Republicans have argued that Democrats will regret the move once Republicans take power next week, and they warn that the committee’s new GOP chair will be under pressure to seek and make public the tax returns of other prominent people. 

Rep. Don Beyer, chairman of the Joint Economic Committee and a Ways and Means Committee member, presided over the routine pro forma session in the House as the tax returns were released. Beyer, D-Va., said the release was delayed as committee staff worked to redact personal and identifying information, a promise Democrats made to Republicans during a closed meeting last week. 

“We’ve been trying to be very careful to make sure that we weren’t ‘weaponizing’ the IRS returns,” he said. 

Every president and major-party candidate since Richard Nixon has voluntarily made at least summaries of their tax information available to the public. Trump bucked that trend as a candidate and as president, repeatedly asserting that his taxes were “under audit” and couldn’t be released. 

Trump’s lawyers were repeatedly denied in their quest to keep his tax returns from the House committee.

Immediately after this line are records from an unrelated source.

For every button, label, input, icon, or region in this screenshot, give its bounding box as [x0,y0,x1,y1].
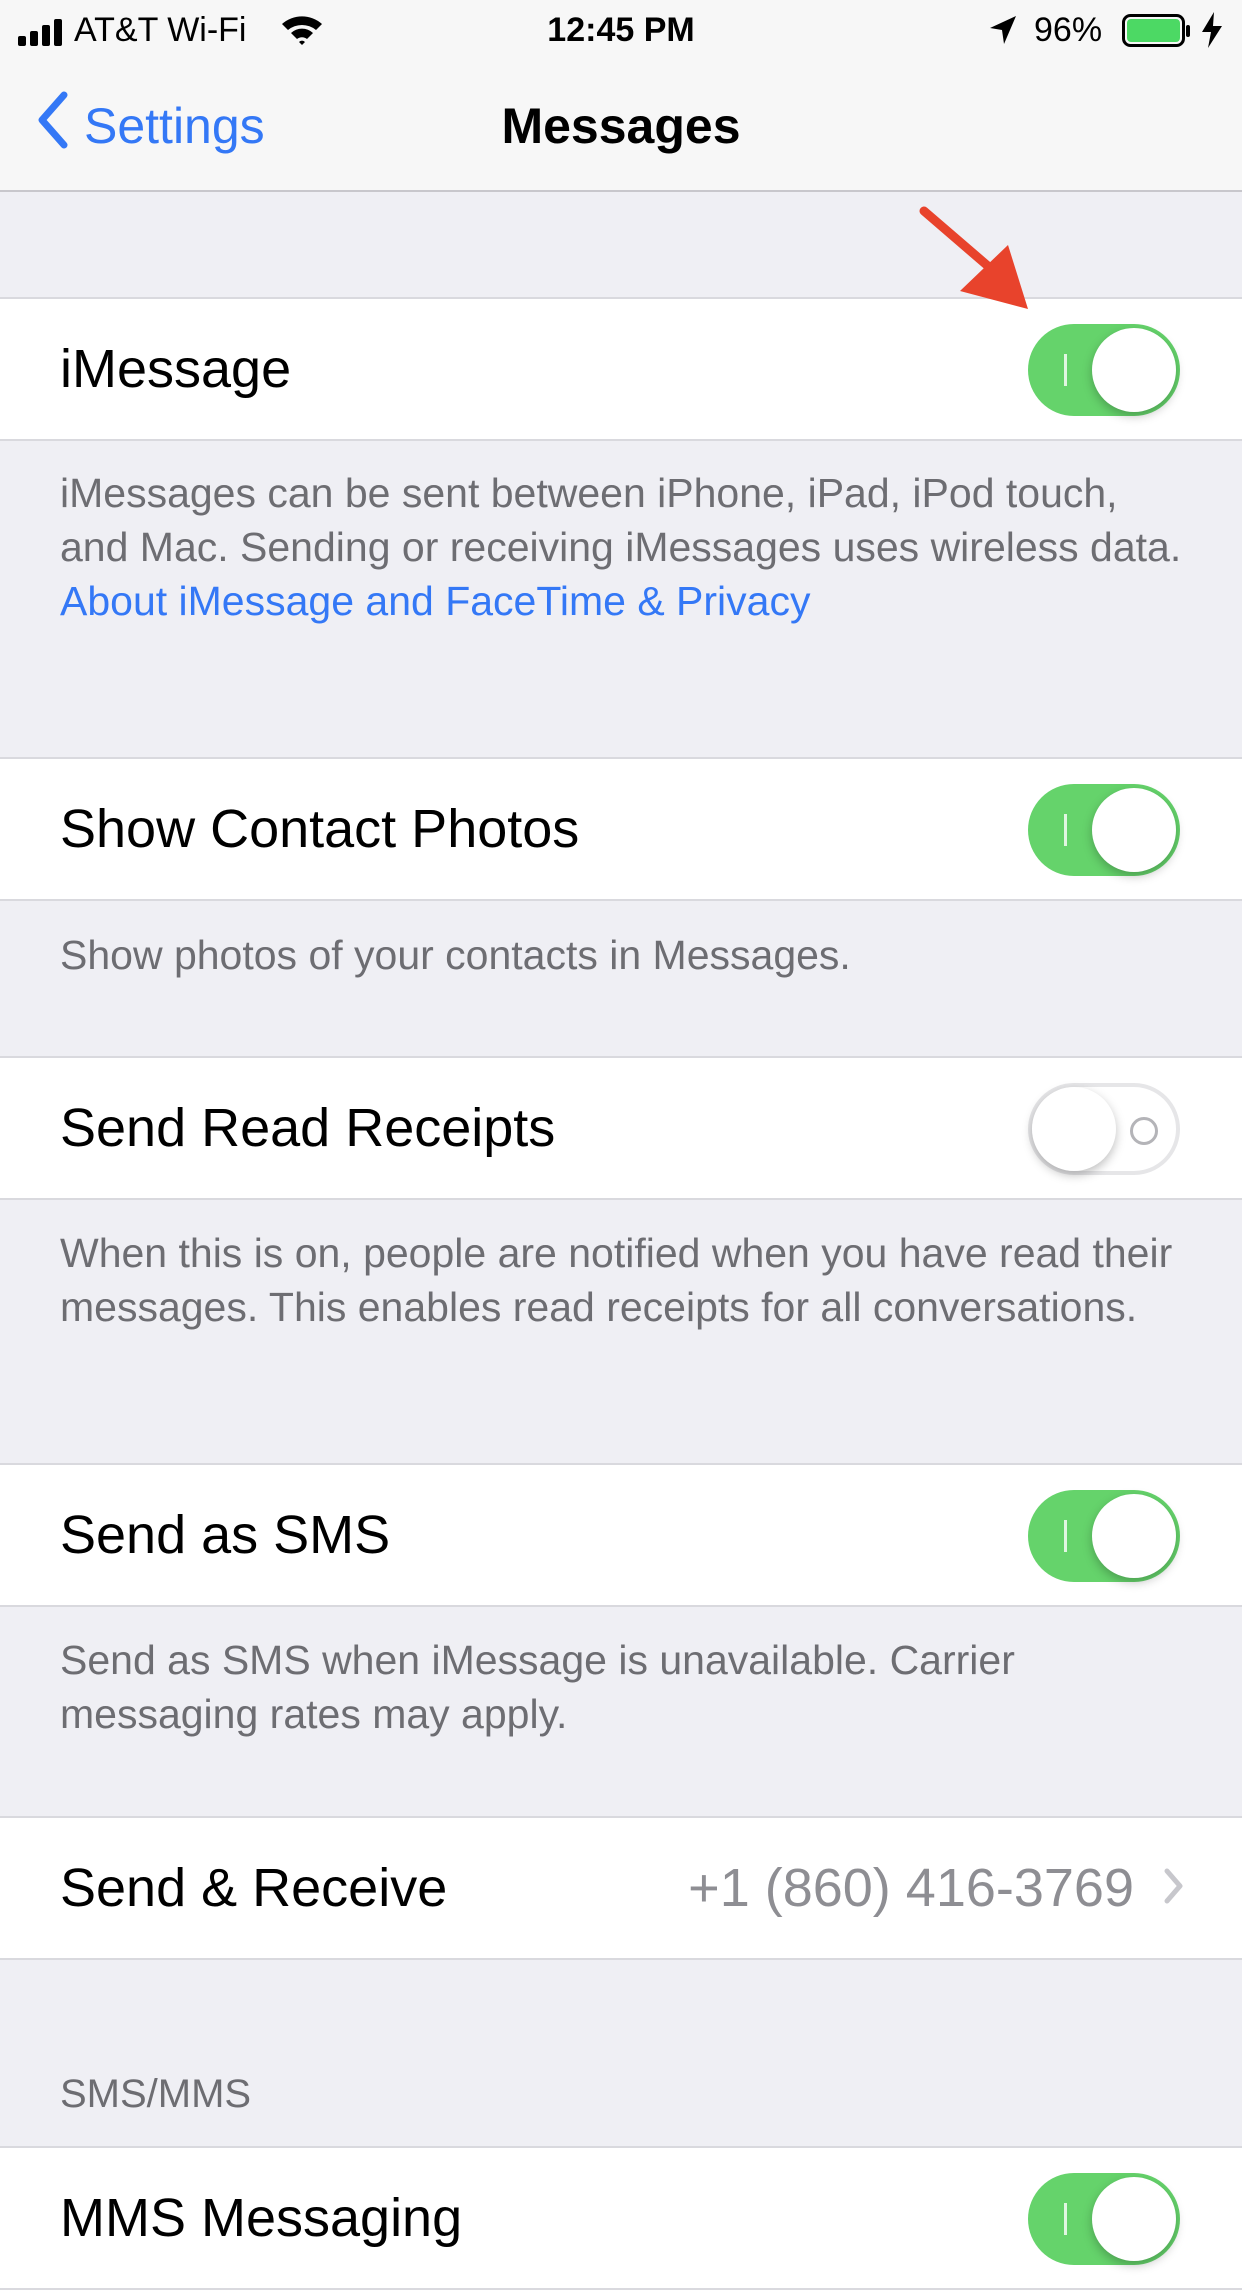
send-receive-cell[interactable]: Send & Receive +1 (860) 416-3769 [0,1816,1242,1960]
phone-number-value: +1 (860) 416-3769 [688,1858,1134,1918]
send-as-sms-label: Send as SMS [60,1505,391,1565]
toggle-knob [1032,1087,1116,1171]
send-as-sms-cell: Send as SMS [0,1463,1242,1607]
status-bar: AT&T Wi-Fi 12:45 PM 96% [0,0,1242,60]
toggle-knob [1092,328,1176,412]
page-title: Messages [501,98,741,154]
contact-photos-description: Show photos of your contacts in Messages… [60,932,851,978]
send-receive-label: Send & Receive [60,1858,448,1918]
annotation-arrow-icon [918,205,1038,320]
send-as-sms-toggle[interactable] [1028,1490,1180,1582]
mms-messaging-label: MMS Messaging [60,2188,463,2248]
chevron-right-icon [1164,1868,1184,1909]
contact-photos-label: Show Contact Photos [60,799,580,859]
send-as-sms-description: Send as SMS when iMessage is unavailable… [60,1637,1015,1737]
read-receipts-label: Send Read Receipts [60,1098,556,1158]
imessage-toggle[interactable] [1028,324,1180,416]
imessage-privacy-link[interactable]: About iMessage and FaceTime & Privacy [60,578,810,624]
toggle-knob [1092,1494,1176,1578]
imessage-description: iMessages can be sent between iPhone, iP… [60,466,1190,628]
battery-percent: 96% [1034,11,1103,49]
contact-photos-toggle[interactable] [1028,784,1180,876]
contact-photos-cell: Show Contact Photos [0,757,1242,901]
navigation-bar: Settings Messages [0,60,1242,192]
toggle-knob [1092,2177,1176,2261]
location-icon [988,14,1018,51]
imessage-description-text: iMessages can be sent between iPhone, iP… [60,470,1182,570]
mms-messaging-toggle[interactable] [1028,2173,1180,2265]
toggle-knob [1092,788,1176,872]
imessage-label: iMessage [60,339,292,399]
imessage-cell: iMessage [0,297,1242,441]
read-receipts-toggle[interactable] [1028,1083,1180,1175]
mms-messaging-cell: MMS Messaging [0,2146,1242,2290]
read-receipts-cell: Send Read Receipts [0,1056,1242,1200]
read-receipts-description: When this is on, people are notified whe… [60,1230,1173,1330]
battery-icon [1122,14,1192,53]
charging-icon [1200,12,1224,53]
sms-mms-section-header: SMS/MMS [60,2072,252,2116]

A three-judge federal appeals court panel in August upheld a lower-court ruling granting the committee access. 

Trump’s lawyers also tried and failed to block the Manhattan district attorney’s office from getting Trump’s tax records as part of its investigation into his business practices, losing twice in the Supreme Court. 

Trump’s longtime accountant, Donald Bender, testified at the Trump Organization’s recent Manhattan criminal trial that Trump reported losses on his tax returns every year for a decade, including nearly $700 million in 2009 and $200 million in 2010. 

Bender, a partner at Mazars USA LLP who spent years preparing Trump’s personal tax returns, said Trump’s reported losses from 2009 to 2018 included net operating losses from some of the many businesses he owns through the Trump Organization. 

The Trump Organization was convicted earlier this month on tax fraud charges for helping some executives dodge taxes on company-paid perks such as apartments and luxury cars.